Hoje o dia acordou mais orgânico muito por conta da temperatura das cores. O céu super azul completamente pintado pelas nuvens de brancas a cinza claras a cinza escuras. A temperatura do sol tão sutil que não a sentia amarela. Era branca mas possivelmente translúcida, transparente. O quanto de verde hoje está verde é um deslumbre. Até o ar acompanha a temperatura azul do céu e transparente do sol. É tão palpável e orgânico quanto a composição do dia. O ar frio abarca, protege e potencializa o sentido de respirar hoje. O ônibus não tem excepcionalmente ar condicionado e todas as janelas estão abertas. A linha amarela está toda livre às 7h da manhã e o ar se locomove porque o ônibus se locomove. Meu cabelo dança porque minha cabeça dança encostada. Se transporta. O mesmo ar que respirei ao abrir a porta é o ar que me chega pelas janelas. Se você olha pra cima e pro céu e pisca muitas vezes hoje você sente os átomos do ar batendo nos olhos e girando elétricos como zoom in e out macro e micro dentro e fora em detalhe e panorâmica, como cílios dos olhos que caem por dentro mas não machucam: acomodam.
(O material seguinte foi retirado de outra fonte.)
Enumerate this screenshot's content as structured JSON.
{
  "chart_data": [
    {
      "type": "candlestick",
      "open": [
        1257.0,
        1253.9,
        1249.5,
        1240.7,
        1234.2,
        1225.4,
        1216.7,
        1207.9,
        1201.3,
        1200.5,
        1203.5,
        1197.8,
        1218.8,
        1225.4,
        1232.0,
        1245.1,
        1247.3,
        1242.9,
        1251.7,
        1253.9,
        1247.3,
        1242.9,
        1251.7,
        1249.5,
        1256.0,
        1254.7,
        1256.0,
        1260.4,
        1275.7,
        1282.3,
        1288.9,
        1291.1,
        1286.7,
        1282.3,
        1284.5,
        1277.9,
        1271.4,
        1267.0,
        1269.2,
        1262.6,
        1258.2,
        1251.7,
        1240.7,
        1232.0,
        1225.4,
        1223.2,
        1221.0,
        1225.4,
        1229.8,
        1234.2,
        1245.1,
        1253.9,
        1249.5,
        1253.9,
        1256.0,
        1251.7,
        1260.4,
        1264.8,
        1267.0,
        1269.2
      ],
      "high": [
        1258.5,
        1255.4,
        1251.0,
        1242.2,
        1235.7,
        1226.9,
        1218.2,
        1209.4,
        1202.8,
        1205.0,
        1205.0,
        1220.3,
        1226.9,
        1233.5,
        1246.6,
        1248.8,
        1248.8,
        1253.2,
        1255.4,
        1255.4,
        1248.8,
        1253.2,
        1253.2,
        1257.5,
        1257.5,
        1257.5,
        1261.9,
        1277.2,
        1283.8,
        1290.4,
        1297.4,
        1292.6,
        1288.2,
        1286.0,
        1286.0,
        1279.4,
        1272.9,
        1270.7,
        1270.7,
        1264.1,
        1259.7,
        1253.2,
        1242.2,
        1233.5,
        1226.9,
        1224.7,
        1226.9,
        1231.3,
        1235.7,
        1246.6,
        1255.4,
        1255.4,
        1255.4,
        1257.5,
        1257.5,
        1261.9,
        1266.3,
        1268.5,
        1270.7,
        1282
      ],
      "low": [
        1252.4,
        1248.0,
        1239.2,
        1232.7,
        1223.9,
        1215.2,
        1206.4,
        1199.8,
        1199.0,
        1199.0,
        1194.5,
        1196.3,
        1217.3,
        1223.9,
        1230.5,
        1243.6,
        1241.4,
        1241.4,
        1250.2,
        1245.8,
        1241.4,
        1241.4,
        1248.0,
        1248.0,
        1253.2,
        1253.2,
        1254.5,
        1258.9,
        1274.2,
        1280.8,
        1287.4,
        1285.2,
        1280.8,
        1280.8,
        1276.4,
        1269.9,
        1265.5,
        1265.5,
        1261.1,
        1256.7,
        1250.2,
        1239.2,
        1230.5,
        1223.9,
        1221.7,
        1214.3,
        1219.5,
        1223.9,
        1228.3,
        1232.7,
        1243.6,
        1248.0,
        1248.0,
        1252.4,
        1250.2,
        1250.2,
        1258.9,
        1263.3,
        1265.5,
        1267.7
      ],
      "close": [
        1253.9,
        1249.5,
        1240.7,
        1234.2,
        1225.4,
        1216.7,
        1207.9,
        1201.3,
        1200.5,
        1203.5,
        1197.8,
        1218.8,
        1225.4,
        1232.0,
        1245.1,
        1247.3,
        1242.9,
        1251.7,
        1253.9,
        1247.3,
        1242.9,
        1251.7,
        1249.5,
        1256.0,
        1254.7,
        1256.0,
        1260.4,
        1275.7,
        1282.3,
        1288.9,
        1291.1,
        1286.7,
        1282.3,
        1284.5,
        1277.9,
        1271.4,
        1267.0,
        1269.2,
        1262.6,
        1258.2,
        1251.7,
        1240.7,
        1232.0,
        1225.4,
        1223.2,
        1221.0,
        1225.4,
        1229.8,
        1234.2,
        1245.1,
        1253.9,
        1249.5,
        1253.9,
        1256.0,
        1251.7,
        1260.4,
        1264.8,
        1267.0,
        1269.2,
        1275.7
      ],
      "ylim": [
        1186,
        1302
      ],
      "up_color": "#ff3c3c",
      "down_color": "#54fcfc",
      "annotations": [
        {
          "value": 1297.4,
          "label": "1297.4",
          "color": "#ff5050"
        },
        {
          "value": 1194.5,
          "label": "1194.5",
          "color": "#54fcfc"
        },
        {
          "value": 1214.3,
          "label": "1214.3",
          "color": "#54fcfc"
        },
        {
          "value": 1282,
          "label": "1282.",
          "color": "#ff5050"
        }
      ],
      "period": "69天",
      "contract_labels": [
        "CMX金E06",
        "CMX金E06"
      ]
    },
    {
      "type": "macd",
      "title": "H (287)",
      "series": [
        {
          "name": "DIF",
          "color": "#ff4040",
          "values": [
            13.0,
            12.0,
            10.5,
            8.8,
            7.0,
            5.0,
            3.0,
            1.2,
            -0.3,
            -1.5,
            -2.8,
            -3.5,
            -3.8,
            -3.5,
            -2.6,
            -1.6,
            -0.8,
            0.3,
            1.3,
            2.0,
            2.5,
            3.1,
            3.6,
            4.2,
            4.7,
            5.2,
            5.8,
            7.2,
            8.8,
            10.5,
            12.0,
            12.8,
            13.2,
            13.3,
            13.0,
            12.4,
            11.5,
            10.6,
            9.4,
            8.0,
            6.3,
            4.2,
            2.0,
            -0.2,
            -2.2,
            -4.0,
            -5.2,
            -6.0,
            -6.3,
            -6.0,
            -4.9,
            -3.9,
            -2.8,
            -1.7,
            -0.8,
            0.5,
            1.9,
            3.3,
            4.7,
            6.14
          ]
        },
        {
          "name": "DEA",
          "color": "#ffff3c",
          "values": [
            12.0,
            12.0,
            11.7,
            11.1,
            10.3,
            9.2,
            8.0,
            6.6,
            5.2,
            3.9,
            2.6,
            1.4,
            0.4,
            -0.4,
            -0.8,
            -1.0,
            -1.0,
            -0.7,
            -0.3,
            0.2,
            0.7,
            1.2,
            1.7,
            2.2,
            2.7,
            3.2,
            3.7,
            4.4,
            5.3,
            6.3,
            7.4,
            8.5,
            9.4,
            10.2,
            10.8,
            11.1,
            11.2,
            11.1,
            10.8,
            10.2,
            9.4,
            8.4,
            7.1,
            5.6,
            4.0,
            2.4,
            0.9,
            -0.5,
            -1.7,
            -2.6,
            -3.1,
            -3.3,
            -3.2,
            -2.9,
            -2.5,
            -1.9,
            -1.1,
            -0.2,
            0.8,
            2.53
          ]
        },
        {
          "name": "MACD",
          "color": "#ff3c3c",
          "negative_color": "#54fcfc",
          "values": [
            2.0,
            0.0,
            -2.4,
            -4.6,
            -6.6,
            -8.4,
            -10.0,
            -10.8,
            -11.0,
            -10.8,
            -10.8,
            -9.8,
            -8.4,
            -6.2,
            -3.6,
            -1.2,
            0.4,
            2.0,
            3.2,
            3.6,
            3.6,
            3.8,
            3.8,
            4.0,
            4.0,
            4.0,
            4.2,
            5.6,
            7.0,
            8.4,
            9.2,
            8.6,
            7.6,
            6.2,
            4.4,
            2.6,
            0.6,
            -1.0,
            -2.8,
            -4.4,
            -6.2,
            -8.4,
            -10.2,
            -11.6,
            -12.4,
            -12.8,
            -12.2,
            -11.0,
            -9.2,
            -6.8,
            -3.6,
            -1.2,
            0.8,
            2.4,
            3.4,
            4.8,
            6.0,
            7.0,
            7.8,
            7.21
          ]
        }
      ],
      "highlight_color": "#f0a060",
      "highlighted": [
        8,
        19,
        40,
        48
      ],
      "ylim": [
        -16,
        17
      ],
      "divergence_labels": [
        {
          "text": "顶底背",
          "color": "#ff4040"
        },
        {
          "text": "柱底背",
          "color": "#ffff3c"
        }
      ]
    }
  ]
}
Se houve intenção de se fazer despercebido, hoje a subversão da vontade vem pela simples inaptidão a ignorar o dia quando ele se consolida tão mais belo mas tão mais belo mas tão mais belo que qualquer pessoa, encarnação ou convenção singular ou plural instituída no universo. Universalmente, o que eu teria pra dizer agora é que a reinvenção mais difícil tem se fisicalizado-personificado no ato d o l o r i d o de raspar a barba e de pegar ônibus. O tempo de reinvenção quando a barba cresce é absolutamente da barba, pelos pelos que crescem como querem, quando querem. Raspar é tão abrupto, tão decisório. Tão pertinente à vontade exatamente. Não segue fluxo natural, mas ocasional. Natural vs ocasional nessa idealização pura do que significa pegar ônibus e não ter respaldo psíquico de tempo, do que é necessário ser ou não pra suportar reinvenção diária e confusa porque é. Por extensão, entendi pouco mais do sentido dos outros. Há um fator de pressa que não segura nem libera, só estende. Claramente não encaixa. Não funciona. A mão que escreve, raspa. E é a mesma que afaga e afaga é o mesmo que afoga, ou afogar. Fico afogado no tempo. Nesse tempo, frio mas gostoso, não quente e perdidamente colorido, e gostoso. Não que eu já não entendesse.